Table 6 summarizes the comparative performance of the QEA and its four variants across all benchmark instances. The Wilcoxon signed-rank test, conducted at a significance level of
α = 0.05, reveals that the QEA significantly outperforms QEA-RND, QEA-SR, QEA-wo-IC, and QEA-wo-NS on 14, 12, 16, and 16 problem instances. In all test cases, the QEA demonstrates a superior or equal performance compared to its simplified counterparts.

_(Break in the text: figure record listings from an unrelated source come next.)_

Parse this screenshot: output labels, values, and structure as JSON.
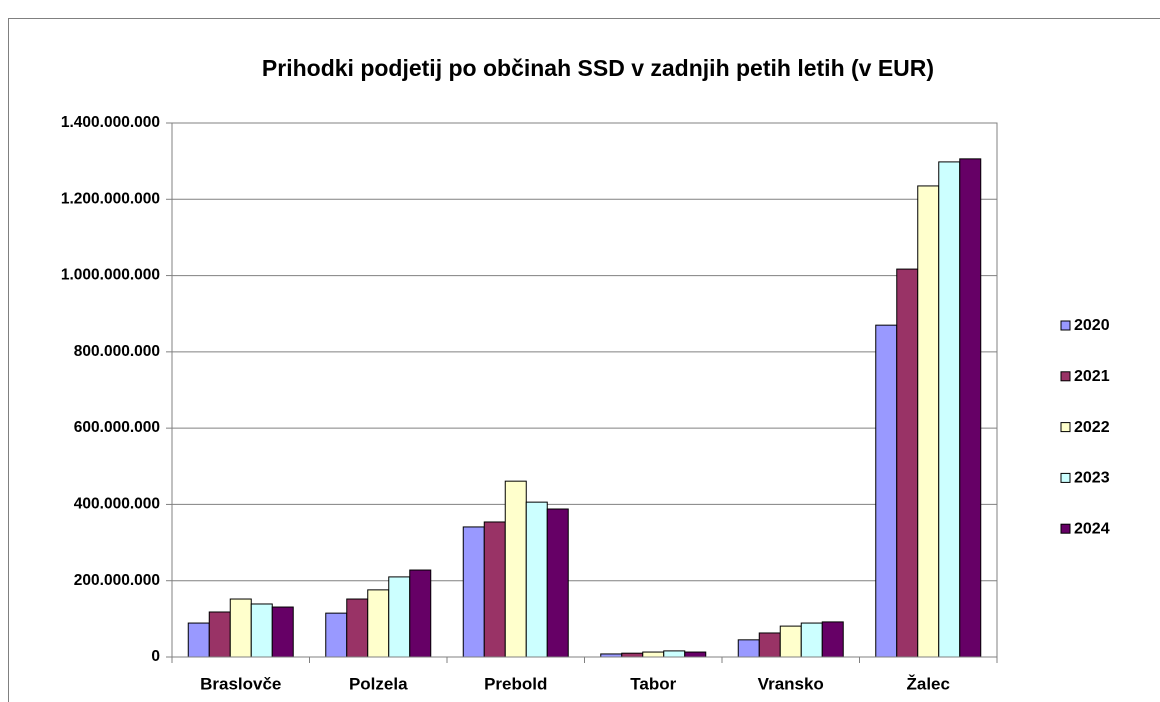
{
  "chart_data": {
    "type": "bar",
    "title": "Prihodki podjetij po občinah SSD v zadnjih petih letih (v EUR)",
    "categories": [
      "Braslovče",
      "Polzela",
      "Prebold",
      "Tabor",
      "Vransko",
      "Žalec"
    ],
    "series": [
      {
        "name": "2020",
        "color": "#9999ff",
        "values": [
          89000000,
          115000000,
          341000000,
          8000000,
          45000000,
          870000000
        ]
      },
      {
        "name": "2021",
        "color": "#993366",
        "values": [
          118000000,
          152000000,
          354000000,
          10000000,
          63000000,
          1017000000
        ]
      },
      {
        "name": "2022",
        "color": "#ffffcc",
        "values": [
          152000000,
          176000000,
          461000000,
          13000000,
          81000000,
          1235000000
        ]
      },
      {
        "name": "2023",
        "color": "#ccffff",
        "values": [
          139000000,
          210000000,
          406000000,
          16000000,
          89000000,
          1298000000
        ]
      },
      {
        "name": "2024",
        "color": "#660066",
        "values": [
          131000000,
          228000000,
          388000000,
          13000000,
          92000000,
          1306000000
        ]
      }
    ],
    "ylim": [
      0,
      1400000000
    ],
    "yticks": [
      0,
      {
        "value": 200000000,
        "label": "200.000.000"
      },
      {
        "value": 400000000,
        "label": "400.000.000"
      },
      {
        "value": 600000000,
        "label": "600.000.000"
      },
      {
        "value": 800000000,
        "label": "800.000.000"
      },
      {
        "value": 1000000000,
        "label": "1.000.000.000"
      },
      {
        "value": 1200000000,
        "label": "1.200.000.000"
      },
      {
        "value": 1400000000,
        "label": "1.400.000.000"
      }
    ],
    "grid": true,
    "legend": "right"
  }
}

These results clearly validate the necessity and effectiveness of each component integrated into the QEA. The adaptive operator selection mechanism enabled by Q-learning contributes to smarter decision-making during the search, while the insertion crossover and neighborhood search modules collectively enhance the algorithm’s ability to explore the solution space and refine high-quality routes. The consistent advantage over all variants confirms that the synergy among these components is critical to achieving a high performance and robustness when solving the Capacitated Vehicle Routing Problem.
5. Conclusions
This paper proposes a Q-learning-assisted evolutionary algorithm to solve the CVRP, called the QEA. Firstly, the QEA integrates a reinforcement learning mechanism into the evolutionary framework to adaptively schedule search operators according to the fitness of individuals, effectively overcoming the limitations of fixed operator strategies. Secondly, a novel insertion crossover operator is developed, which recombines complete route segments instead of individual nodes, thereby preserving feasible route structures and enhancing population diversity. Thirdly, the QEA designs three neighborhood search operators that target global exploration, convergence acceleration, and local refinement, respectively. These operators dynamically adjust their behaviors based on individual fitness to improve search efficiency. The experimental results show that the QEA achieves a competitive performance on standard CVRP benchmark instances and performs particularly well on small- and medium-scale problems.
Despite its promising performance, the proposed approach also has certain limitations. Specifically, the QEA shows a relatively slower convergence on large-scale and highly complex instances, indicating a limited search depth under certain configurations. Furthermore, the current Q-learning design relies on relatively simple state features, which may restrict the learning granularity. To address these issues, future work will explore more expressive representations of the state space and integrate deep reinforcement learning techniques to enable better generalization and scalability. We also plan to extend the QEA to handle multi-objective and dynamic variants of the CVRP, and we will investigate its applicability to other combinatorial optimization problems.